Renzi o Mattarella? Dipende dal referendum. Stefano Folli comincia col dire che oggi il presidente della Repubblica celebrerà il centenario della nascita di Aldo Moro. Fra non molto farà lo stesso con i 120 anni dalla nascita di Sandro Pertini. E allora, che c’entrano siffatte cerimonie con il referendum? “L’esito del referendum – spiega Folli – costituirà uno spartiacque. Nessun apocalisse, come vuole una certa propaganda, ma senza dubbio il risultato stabilirà un “prima” è un “dopo”. I sondaggi continuano a essere molto incerti e si riflettono nel nervosismo di Palazzo Chigi. La vittoria del SÌ non risolverà i problemi aperti, ma lascerà nelle mani del premier Renzi lo scettro politico. L’affermazione del NO, viceversa, riporterà il Quirinale al centro della scena e toccherà al Capo dello Stato prendere difficili decisioni. Sia che Renzi resti alla guida del governo, sia che il prescelto sia un altro, il Presidente della Repubblica dovrà garantire una sorta di tutela all’esecutivo e curarne gli indirizzi generali almeno fino al termine della legislatura”. Come svolgerà questo ruolo Mattarella?

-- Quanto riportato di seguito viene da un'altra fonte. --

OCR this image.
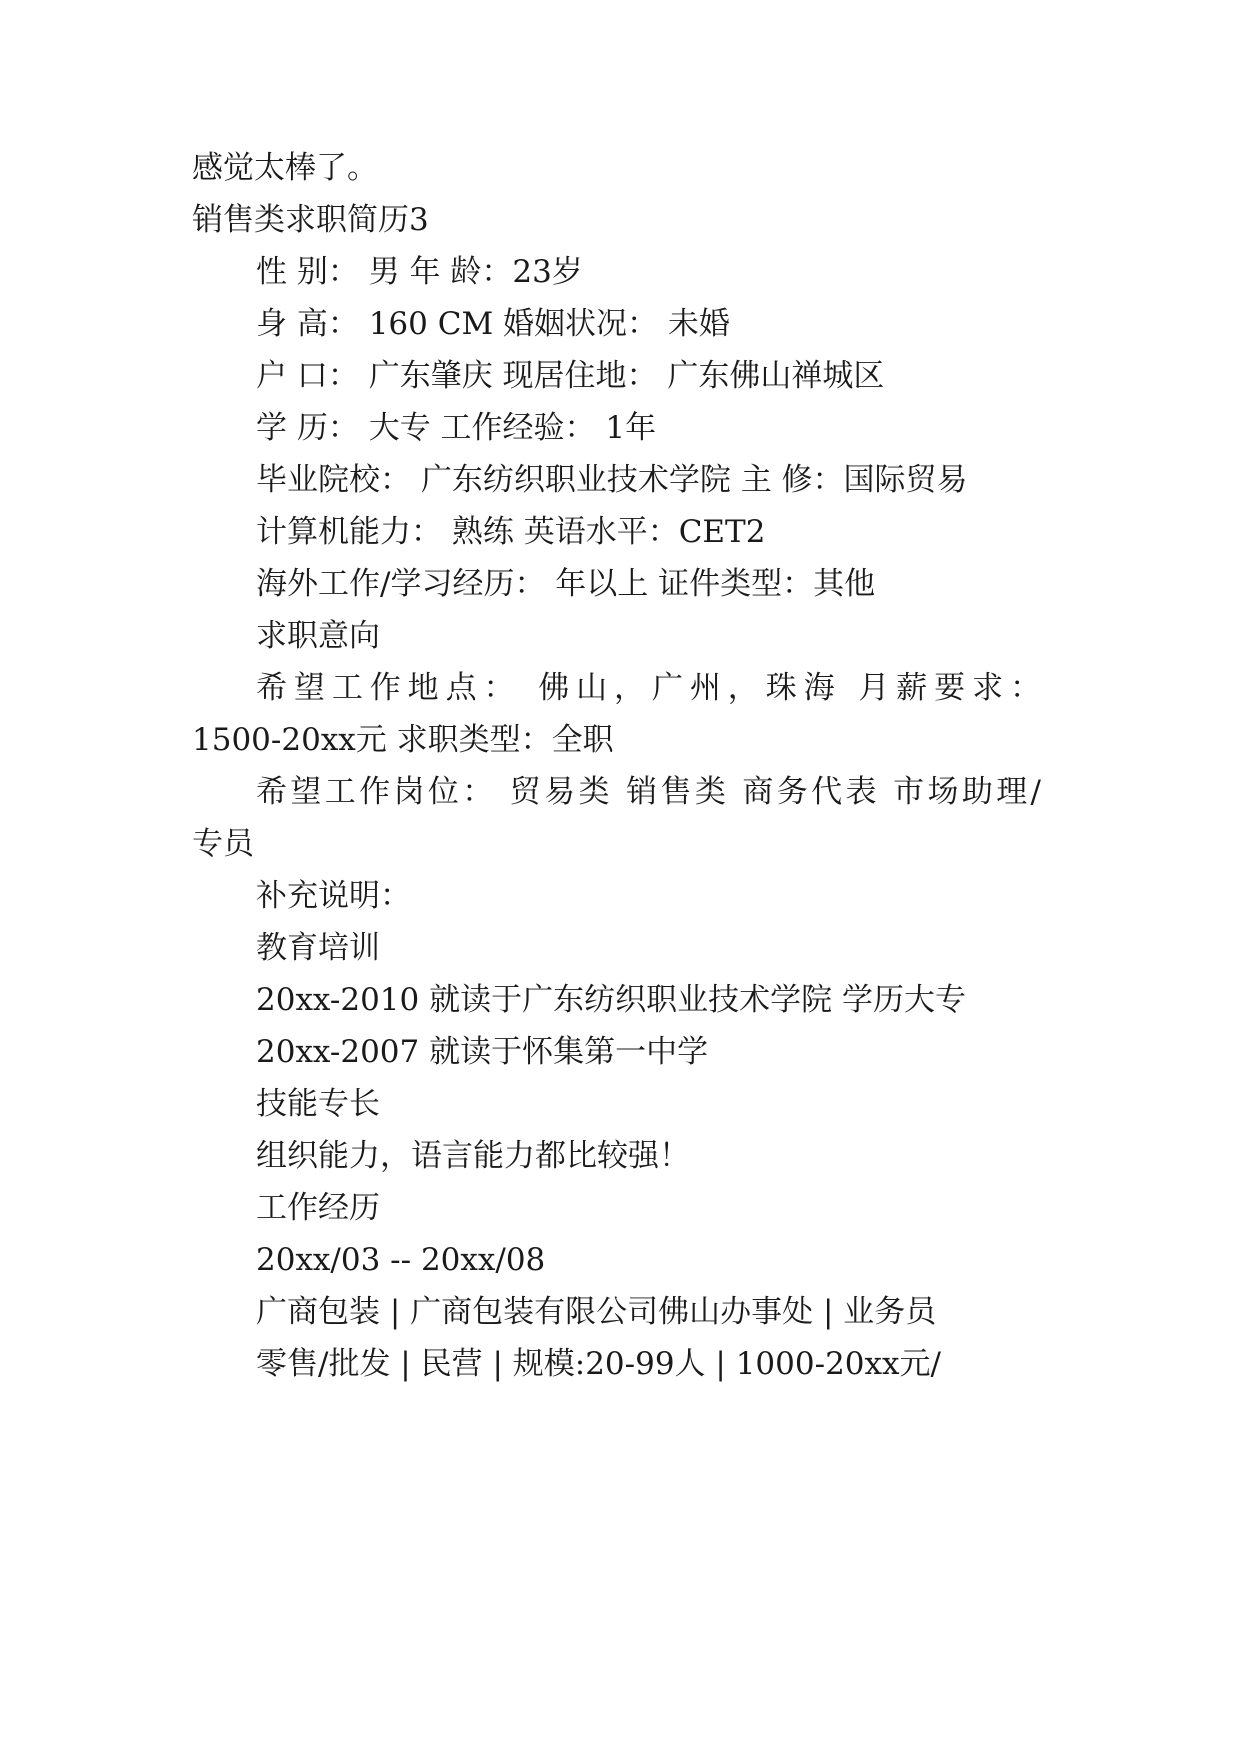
感觉太棒了。

销售类求职简历3

性 别： 男 年 龄：23岁

身 高： 160 CM 婚姻状况： 未婚

户 口： 广东肇庆 现居住地： 广东佛山禅城区

学 历： 大专 工作经验： 1年

毕业院校： 广东纺织职业技术学院 主 修：国际贸易

计算机能力： 熟练 英语水平：CET2

海外工作/学习经历： 年以上 证件类型：其他

求职意向

希望工作地点： 佛山，广州，珠海 月薪要求：

1500-20xx元 求职类型：全职

希望工作岗位： 贸易类 销售类 商务代表 市场助理/

专员

补充说明：

教育培训

20xx-2010 就读于广东纺织职业技术学院 学历大专

20xx-2007 就读于怀集第一中学

技能专长

组织能力，语言能力都比较强！

工作经历

20xx/03 -- 20xx/08

广商包装 | 广商包装有限公司佛山办事处 | 业务员

零售/批发 | 民营 | 规模:20-99人 | 1000-20xx元/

Ispirandosi a Moro e alla sua “politica di coesione nazionale”, ma anche, gioco forza, sulla scia dell’interventismo del Quirinale, inaugurato appunto da Pertini.

Il socialista Sanchez proporrà al suo partito un governo con Podemos. È questa l’apertura del primo giornale spagnolo, El Pais, il quale censura con durezza siffatta scelta. La definisce “irresponsabile”, scrive che porterà la Spagna verso le terze elezioni consecutive e il PSOE lontano dalla sua tradizionale linea di sinistra moderata. Non conosco benissimo la situazione spagnola, ma la realtà mi sembra più complicata. La destra tradizionale spagnola è molto strutturata, non intende rinunciare alla sua politica ultra liberista e anti popolare (licenziamenti e sfratti) né a un nazionalismo madrileno e post franchista che la rende invisa a tutti i movimenti autonomistici o indipendentisti (catalani, baschi, etc), né intende rinunciare al suo capo, Rajoy, eterno candidato alla propria successione. Ciudadanos (destra rinnovata e venata di populismo) alla fine si è detto disposto a governare con Rajoy, ma a condizione che lo stesso facciano i socialisti. Se il Psoe accettasse, come vuole El Pais, probabilmente segnerebbe la propria fine come partito nazionale, mantenendo un insediamento importante forse solo in Andalusia. Al contrario, alleandosi con Podemos e i partiti nazionali (catalani, baschi) qualora questi ci stessero, potrebbe, in teoria, dar vita a una maggioranza, risicata, e a un governo. Al contrario Ciudadanos e Popolari non hanno, da soli, i voti sufficienti. Tuttavia la vera domanda è un’ altra: quale prospettiva possa avere una Spagna, guidata da un governo delle larghe intese, se non quella di rimanere ruota di scorta di una Europa a trazione tedesca e molto-molto avara con i paesi Mediterraneo?

In breve. Haftar dice che i tecnici italiani sono stati rapiti da Al-Qaeda, mentre Serraj aveva sostenuto che sono quasi al sicuro, nelle mani di predoni, certo, ma amici predoni. Purtroppo sia gli italiani rapiti che l’Italia sono finiti ostaggio della guerra civile libica. Ricorre il cinquantesimo anniversario delle Pantere Nere. E a Charlotte si scopre da un video che il nero ucciso dalla polizia non minacciava affatto e probabilmente non era neppure armato. Altri due giovani neri, intanto, sono morti: uno per ferite da arme da fuoco, l’altro dopo essere stato immobilizzato da quattro poliziotti. L’Europa che accusa Apple di non pagare le tasse viene accusata dagli americani di aver dato 20 miliardi di aiuti pubblici a Airbus, distorcendo la concorrenza. Intanto si scopre che una ex commissaria europea alla concorrenza aveva una società offshore alle Bahamas. Renzi: olimpiade caso chiuso, titola il Corriere che poi intervista Luca Cordero di Montezemolo, il quale, con l’eleganza che lo distingue, afferma che Virginia Raggi “sembra telecomandata”. Il sindaco di Bologna Merola chiede invece al segretario del Pd di indire un referendum interno per consultare la base sull’Italicun: “i militanti ci stanno abbandonando”, dice.